"Terima kasih. Alhamdulillah, bisa beli seragam baru buat Alana." Ratmi menciumi lembaran kertas itu dengan hati bahagia.
Pria pemilik pabrik genteng itu--Soleh Prayoga selalu terpana setiap menatap Ratmi yang tidak pernah lelah bekerja. Ada rasa kagum padanya karena bisa hidup meski serba kekurangan. Diam-diam Yoga mengumpulkan informasi tentang Ratmi dari buruh lain.
"Kalau begitu saya pamit pulang, Pak. Mau jemput Alana," pamit Ratmi.
"Tunggu dulu! Saya ada sesuatu untukmu."
Ratmi menghentikan langkahnya dan berbalik menatap juragannya dengan heran. Tidak biasanya dikasih bingkisan, padahal buruh lain tidak membawa apa-apa saat keluar dari ruangannya.
Yoga mengambil bungkusan dari bawah kakinya, lalu menyodorkan di hadapan Ratmi. Membuat dahi Ratmi mengerut karena bungkusan itu terlihat mewah.

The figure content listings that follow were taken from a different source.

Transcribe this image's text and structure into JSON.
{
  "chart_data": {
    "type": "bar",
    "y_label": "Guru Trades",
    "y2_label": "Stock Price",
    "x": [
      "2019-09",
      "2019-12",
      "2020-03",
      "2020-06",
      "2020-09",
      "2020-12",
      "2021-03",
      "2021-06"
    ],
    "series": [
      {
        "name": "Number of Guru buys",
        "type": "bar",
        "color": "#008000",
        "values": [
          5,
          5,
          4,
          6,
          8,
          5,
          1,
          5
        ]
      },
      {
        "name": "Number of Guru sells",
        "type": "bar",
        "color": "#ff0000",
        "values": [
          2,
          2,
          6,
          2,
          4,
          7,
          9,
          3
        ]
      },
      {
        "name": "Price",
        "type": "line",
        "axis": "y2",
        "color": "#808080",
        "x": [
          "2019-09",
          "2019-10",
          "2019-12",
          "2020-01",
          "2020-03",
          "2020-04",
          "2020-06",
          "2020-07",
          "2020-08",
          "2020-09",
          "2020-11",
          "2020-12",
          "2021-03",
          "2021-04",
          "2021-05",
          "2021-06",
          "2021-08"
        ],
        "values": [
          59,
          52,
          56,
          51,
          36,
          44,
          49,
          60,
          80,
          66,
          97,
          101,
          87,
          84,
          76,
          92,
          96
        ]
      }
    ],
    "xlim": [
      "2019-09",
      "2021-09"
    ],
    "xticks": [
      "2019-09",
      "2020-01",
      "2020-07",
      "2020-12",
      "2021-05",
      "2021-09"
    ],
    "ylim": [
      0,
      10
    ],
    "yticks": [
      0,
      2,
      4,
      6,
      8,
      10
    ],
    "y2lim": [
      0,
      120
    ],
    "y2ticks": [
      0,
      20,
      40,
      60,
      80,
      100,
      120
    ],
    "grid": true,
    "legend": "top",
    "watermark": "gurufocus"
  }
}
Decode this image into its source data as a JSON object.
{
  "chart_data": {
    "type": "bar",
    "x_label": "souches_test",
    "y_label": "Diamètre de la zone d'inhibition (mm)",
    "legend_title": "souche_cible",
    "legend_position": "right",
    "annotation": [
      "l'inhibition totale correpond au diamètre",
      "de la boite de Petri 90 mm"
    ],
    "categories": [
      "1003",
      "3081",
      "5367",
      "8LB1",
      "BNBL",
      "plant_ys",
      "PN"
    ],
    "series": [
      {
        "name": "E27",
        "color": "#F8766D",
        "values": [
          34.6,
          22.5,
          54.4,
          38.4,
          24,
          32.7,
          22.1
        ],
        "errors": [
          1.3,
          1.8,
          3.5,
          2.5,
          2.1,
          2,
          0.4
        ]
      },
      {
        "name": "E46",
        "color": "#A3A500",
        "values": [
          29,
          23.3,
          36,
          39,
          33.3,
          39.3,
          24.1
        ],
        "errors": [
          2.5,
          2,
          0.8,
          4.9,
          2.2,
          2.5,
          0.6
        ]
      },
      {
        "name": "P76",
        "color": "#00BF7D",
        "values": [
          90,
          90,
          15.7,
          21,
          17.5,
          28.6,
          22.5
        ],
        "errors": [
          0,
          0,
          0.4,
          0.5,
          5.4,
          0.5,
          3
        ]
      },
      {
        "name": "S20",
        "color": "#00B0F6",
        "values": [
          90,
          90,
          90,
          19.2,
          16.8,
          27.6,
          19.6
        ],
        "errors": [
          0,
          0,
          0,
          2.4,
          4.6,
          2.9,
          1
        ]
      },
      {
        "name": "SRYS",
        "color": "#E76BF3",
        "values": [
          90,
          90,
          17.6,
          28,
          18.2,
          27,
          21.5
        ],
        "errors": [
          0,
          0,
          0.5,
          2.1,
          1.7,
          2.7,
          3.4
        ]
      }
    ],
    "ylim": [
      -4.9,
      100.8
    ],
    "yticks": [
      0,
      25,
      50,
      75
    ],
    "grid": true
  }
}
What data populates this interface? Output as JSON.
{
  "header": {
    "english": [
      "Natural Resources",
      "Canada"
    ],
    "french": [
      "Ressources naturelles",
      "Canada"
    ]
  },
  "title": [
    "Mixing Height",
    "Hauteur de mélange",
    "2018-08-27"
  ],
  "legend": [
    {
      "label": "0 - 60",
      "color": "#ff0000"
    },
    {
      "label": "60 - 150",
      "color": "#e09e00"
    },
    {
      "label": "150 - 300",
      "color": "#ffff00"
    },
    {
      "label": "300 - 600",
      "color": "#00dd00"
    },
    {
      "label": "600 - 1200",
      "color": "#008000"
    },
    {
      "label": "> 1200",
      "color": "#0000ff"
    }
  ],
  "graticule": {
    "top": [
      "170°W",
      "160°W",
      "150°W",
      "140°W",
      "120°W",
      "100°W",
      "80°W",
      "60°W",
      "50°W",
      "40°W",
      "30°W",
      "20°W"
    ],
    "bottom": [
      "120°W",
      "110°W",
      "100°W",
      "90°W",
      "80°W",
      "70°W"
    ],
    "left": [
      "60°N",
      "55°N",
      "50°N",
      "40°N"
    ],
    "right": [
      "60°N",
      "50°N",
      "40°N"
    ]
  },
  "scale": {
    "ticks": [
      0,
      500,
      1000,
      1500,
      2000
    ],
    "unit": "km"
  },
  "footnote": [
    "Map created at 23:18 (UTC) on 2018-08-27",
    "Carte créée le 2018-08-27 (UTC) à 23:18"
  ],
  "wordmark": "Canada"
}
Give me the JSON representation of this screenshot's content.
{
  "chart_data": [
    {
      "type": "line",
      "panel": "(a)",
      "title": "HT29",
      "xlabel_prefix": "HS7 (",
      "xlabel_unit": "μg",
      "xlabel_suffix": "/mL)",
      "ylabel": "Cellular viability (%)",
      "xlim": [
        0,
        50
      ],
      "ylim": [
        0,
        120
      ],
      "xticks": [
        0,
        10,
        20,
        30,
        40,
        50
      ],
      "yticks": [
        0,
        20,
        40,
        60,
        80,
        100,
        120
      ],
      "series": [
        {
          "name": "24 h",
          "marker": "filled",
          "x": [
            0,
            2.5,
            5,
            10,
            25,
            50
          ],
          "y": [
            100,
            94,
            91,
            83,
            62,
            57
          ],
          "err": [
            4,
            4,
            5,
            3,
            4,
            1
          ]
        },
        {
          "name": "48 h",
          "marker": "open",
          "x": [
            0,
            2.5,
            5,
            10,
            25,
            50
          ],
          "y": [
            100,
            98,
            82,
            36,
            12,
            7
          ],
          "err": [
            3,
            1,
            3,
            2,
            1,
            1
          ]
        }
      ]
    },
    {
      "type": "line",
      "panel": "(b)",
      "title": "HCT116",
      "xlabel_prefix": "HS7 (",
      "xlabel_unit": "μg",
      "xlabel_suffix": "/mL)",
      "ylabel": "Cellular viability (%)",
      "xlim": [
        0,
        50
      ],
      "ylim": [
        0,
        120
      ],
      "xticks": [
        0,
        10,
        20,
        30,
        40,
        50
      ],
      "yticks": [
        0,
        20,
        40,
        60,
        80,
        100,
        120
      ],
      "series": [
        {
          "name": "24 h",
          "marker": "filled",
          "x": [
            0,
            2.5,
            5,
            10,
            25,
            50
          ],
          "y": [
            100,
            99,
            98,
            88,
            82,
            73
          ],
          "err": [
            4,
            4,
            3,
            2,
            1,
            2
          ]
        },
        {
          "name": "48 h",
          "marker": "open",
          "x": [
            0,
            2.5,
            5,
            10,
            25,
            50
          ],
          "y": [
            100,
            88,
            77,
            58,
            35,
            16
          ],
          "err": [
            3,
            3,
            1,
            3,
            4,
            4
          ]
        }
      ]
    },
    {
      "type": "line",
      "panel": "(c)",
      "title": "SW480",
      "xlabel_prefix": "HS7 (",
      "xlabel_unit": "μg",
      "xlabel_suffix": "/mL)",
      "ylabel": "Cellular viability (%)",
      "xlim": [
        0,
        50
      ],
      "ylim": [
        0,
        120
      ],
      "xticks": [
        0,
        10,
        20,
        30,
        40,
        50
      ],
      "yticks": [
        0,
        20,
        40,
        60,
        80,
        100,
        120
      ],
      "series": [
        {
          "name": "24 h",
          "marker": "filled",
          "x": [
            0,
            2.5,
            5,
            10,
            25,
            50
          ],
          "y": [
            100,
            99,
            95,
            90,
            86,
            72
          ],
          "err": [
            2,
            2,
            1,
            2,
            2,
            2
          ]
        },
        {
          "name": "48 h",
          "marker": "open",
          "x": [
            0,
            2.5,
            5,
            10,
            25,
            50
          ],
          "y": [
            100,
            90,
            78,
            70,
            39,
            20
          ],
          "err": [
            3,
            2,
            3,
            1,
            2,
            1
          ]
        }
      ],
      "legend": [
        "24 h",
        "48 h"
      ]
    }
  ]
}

"Ini apa, Pak?" tanya Ratmi bingung.
"Ini seragam sama sepatu buat anakmu. Semoga ukurannya pas. Kamu jangan nolak. Saya ngasih ini untuk anakmu, bukan untukmu," tegas Yoga membuat Ratmi berprasangka yang tidak-tidak.
Ratmi mengintip isi bungkusan, seragam dan sepatu itu masih dalam bungkusan plastik. Ia tidak tahu harus menerima atau tidak, tetapi ini seperti menemukan harta Karun di tumpukan sampah.
"Ini apa tidak berlebihan, Pak? Ini sepertinya mahal," tanya Ratmi tidak enak.
"Tidak apa. Itu sebagai hadiah karena anakmu selalu juara kelas. Terimalah."